UK litigation funders have hit out at EU plans to regulate the sector in arguing the bloc’s proposals to cap fees could prevent class action lawsuits going forwards.
The EU’s proposal is clear the litigation funding sector has the potential to support access to justice and help ensure public cases are brought to court, by working to address the “significant economic imbalances that exist between corporations and those citizens seeking redress.”
However, it raises concerns the third-party financing sector lacks transparency and is unconstrained in its ability to demand excessive sums in return for services.
Specifically, the directive puts forward plans to cap litigation funders’ fees at 40 per cent of any winnings, in stating 60 per cent of any money won must be paid to the original claimants.
In turn, it seeks to block funders from taking control of proceedings to push for an outcome that benefits them financially, as it suggests funders may in some cases push for settlements that pay “the greatest return… in the shortest amount of time” against the interests of potential victims.
It also calls for new rules to ensure funders returns are proportionate to the investments they put in, as it suggests some financiers take away sums equivalent to 300 per cent of their original investments.
However, Tets Ishikawa, managing director at LionFish Litigation Finance, said “capping fees would hinder access to justice” in the EU if the directive goes into law, as he noted the plans are still at an “early stage”.
David Greene, a senior partner in Edwin Coe’s class action practice, said: “It is vital to leave it to the nascent market to determine pricing otherwise the more difficult public and consumer cases will not secure funding”.

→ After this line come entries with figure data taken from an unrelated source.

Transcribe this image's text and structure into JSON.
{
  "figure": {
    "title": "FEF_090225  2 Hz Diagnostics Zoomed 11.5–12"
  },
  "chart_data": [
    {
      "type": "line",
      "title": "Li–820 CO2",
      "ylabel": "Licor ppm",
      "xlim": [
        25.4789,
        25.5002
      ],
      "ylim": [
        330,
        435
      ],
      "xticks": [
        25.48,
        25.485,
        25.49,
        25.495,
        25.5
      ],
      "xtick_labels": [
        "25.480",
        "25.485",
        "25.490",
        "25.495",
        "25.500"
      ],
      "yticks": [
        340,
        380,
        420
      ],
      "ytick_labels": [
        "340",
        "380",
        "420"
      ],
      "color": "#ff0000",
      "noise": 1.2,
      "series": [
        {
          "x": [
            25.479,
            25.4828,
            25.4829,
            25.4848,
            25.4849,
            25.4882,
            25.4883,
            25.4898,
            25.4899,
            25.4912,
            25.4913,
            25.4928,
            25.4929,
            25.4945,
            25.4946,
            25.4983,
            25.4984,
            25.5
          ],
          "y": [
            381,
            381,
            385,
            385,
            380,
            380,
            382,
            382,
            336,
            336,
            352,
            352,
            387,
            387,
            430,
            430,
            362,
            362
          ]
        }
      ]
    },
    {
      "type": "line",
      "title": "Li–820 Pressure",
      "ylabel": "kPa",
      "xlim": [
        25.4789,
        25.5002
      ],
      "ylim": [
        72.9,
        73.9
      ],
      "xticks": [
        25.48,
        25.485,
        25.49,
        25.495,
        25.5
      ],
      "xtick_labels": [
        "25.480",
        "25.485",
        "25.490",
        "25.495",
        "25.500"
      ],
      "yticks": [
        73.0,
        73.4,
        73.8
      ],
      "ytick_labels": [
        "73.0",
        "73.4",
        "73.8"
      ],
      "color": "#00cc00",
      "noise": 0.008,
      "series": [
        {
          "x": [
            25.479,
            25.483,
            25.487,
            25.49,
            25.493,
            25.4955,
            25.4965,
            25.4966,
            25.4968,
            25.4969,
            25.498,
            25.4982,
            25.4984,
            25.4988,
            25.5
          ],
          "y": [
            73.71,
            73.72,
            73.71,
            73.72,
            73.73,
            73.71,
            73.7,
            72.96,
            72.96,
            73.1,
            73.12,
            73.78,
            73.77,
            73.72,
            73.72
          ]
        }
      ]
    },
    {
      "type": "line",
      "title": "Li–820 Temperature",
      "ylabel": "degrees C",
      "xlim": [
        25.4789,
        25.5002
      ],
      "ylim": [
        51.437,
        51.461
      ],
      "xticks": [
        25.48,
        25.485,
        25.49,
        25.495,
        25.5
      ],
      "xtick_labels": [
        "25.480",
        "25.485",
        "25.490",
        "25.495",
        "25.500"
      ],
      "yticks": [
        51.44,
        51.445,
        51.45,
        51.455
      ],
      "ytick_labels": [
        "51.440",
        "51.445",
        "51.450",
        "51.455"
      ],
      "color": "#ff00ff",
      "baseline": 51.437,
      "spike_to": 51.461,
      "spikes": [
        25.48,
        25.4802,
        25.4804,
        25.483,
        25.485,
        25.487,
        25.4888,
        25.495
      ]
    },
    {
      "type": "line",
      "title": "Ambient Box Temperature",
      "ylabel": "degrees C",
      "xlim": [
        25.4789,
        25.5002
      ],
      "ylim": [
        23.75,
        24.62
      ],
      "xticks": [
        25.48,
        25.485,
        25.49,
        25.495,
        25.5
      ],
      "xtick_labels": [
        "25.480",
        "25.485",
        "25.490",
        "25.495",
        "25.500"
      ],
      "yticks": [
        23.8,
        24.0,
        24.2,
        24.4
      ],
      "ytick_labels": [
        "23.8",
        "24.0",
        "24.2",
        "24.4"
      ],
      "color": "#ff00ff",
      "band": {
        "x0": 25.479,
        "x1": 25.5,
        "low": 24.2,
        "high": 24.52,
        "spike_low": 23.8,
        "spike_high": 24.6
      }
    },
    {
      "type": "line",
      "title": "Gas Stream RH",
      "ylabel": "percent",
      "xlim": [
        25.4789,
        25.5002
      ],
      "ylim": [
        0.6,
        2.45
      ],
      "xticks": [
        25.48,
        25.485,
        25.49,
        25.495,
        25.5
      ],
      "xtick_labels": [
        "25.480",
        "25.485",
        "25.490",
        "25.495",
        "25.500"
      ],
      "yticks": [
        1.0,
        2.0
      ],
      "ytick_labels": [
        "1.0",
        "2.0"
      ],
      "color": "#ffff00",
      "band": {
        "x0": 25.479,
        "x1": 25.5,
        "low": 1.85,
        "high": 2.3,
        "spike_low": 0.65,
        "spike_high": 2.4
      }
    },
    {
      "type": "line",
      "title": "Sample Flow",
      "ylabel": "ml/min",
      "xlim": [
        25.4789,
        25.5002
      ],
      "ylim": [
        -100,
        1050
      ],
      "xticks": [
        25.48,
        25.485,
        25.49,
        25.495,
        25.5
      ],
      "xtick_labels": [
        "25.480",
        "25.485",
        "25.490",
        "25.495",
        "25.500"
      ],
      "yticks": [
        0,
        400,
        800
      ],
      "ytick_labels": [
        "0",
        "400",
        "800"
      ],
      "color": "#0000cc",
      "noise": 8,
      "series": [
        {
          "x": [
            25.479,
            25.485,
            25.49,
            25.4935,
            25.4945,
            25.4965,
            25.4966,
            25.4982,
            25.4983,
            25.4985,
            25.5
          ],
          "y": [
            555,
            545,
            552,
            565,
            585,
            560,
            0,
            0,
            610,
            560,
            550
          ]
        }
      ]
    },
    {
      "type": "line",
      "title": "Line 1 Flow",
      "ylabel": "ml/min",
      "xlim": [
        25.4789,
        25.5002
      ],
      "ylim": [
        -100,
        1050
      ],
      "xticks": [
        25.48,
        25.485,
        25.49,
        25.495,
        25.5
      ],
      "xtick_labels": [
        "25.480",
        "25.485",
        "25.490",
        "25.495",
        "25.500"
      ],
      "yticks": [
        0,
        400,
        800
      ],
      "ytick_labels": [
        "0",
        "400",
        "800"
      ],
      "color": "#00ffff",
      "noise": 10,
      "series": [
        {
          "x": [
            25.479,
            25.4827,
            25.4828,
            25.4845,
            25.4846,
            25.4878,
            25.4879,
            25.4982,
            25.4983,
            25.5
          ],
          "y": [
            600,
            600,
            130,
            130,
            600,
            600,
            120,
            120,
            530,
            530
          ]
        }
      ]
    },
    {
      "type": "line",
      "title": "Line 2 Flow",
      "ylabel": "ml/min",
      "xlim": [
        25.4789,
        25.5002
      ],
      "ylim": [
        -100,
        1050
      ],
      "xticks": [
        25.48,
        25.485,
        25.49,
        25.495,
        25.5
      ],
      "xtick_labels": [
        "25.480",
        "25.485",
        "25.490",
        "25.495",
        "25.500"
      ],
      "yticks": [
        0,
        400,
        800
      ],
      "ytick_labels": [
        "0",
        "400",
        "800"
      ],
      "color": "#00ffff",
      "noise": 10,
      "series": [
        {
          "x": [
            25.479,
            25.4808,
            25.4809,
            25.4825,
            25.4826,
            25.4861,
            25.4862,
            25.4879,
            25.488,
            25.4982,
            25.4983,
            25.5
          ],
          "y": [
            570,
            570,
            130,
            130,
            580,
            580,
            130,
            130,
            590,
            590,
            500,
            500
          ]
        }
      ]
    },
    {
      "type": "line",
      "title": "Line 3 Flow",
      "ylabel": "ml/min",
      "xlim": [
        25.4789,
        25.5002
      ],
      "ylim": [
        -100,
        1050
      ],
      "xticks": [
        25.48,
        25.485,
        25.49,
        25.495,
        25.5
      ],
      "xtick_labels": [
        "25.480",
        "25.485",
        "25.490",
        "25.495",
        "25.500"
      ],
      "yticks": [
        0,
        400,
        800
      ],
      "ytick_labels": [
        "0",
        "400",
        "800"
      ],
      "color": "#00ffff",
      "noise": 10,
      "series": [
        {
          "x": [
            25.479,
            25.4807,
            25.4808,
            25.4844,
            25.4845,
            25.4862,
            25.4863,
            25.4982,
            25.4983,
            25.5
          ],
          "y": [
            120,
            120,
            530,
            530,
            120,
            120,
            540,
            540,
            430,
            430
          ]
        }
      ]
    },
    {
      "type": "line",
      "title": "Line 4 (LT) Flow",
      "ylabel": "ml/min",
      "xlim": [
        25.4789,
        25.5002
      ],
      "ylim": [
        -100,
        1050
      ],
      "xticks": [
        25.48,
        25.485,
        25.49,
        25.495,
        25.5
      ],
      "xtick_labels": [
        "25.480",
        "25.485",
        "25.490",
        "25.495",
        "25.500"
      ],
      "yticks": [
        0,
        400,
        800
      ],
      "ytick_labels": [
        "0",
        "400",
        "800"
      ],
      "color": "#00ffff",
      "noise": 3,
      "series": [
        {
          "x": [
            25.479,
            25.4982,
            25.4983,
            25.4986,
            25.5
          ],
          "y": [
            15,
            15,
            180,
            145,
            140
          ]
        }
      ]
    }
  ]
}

Greene argued investors may simply begin shifting funds towards “safer investments” instead of taking the risk of backing a speculative case. He noted there is already “much competition” in the litigation funding market that “regulates pricing and returns.”
Aside from calling for a cap on fees, the directive says third party funders should also be responsible for any costs arising from unsuccessful litigation. The draft directive says litigation funders should be blocked from abandoning cases at any stage of the litigation process, therefore leaving claimants responsible for all costs.
It also calls for new rules ensuring any litigation financing agreements are disclosed to the court, as it raises concerns courts may award damages without being aware a share of that sum will be paid to a third-party financier.
Funders talking to City A.M. also raised concerns that the EU’s proposals are for the most part focused on collective and class action lawsuits, as they noted a large proportion of cases brought forward are on behalf of businesses and other sophisticated claimants who are in a better position to negotiate.
Gary Barnett, executive director of the International Legal Finance Association (ILFA) said: “Legal finance plays a critical role for European Union citizens and businesses seeking redress provided to them by law and protecting the effective administration of justice.